Пирог мы ему, разумеется, завернули с собой – и не только, Мэдди расстаралась. А я дождалась вечера и отправилась домой, отдыхать после трудного дня. Меня немного беспокоила судьба телефонистки, мисс Белл; хотя Эллис и упомянул о том, что он попросил маркиза Рокпорта приставить к ней человека для наблюдения – как-никак, речь шла о возможной смерти самого графа Ллойда и о важном свидетеле, – это не могло гарантировать её полной безопасности, увы.
Отправляясь ко сну, я на мгновение захотела – весьма легкомысленно с моей стороны – приглядеть за мисс Белл по-своему. И – убрала с изголовья кровати ловец снов, один из тех, которые оставил мне Лайзо, чтобы Валх не нарушал мой покой в минуты уязвимости…
Очень опрометчиво.
Нет, мёртвого колдуна я во сне не увидела… но не увидела и телефонистку, о которой так беспокоилась.
Мне приснилась война.
И смерть.
…я лечу где-то очень высоко – там, где только птицы и облака. Внизу резко, рывками сменяется пейзаж, точно кто-то перетасовывает фотоснимки. Вот замок с островерхими башенками на берегу реки, и лодки скользят по воде, а на самой высокой башне развевается флаг; вот маленький город, и просторная площадь с фонтаном ровно посередине, фахверковыми домами и ратушей, точно увенчанной двумя ведьмиными колпаками; вот ажурный, узорчатый металлический мост, который то ныряет, скрываясь в зелени, то снова появляется, и мельница над водой, и выше – россыпь ломаных крыш, красновато-коричневых, словно бы тонущих в кронах деревьев…

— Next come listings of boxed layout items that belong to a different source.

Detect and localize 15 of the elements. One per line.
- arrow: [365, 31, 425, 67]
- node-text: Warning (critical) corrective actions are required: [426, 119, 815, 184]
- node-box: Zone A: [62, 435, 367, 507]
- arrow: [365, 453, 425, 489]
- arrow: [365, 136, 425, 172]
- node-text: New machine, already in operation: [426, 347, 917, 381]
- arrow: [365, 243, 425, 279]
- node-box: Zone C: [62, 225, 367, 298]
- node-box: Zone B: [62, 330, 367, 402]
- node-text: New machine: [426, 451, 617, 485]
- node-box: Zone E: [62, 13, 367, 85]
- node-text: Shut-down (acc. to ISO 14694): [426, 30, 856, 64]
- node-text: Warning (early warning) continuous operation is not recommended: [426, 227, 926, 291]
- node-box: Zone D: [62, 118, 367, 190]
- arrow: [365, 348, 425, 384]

Мне никогда прежде не доводилось бывать здесь, но я точно знаю, что это Алмания.
Я лечу дальше – над пологими холмами, над полем, расчерченным на аккуратные квадраты. Но чем ниже спускаюсь, тем явственней следы запустения: вот нагромождение битого кирпича, вот глубокие, раскисшие колеи сельской дороги, вот хибары с заколоченными окнами – вдали, там, где два покатых склона идут словно бы внахлёст.
Чем ниже – тем меньше цвета… и тем сильней пахнет дымом и порохом.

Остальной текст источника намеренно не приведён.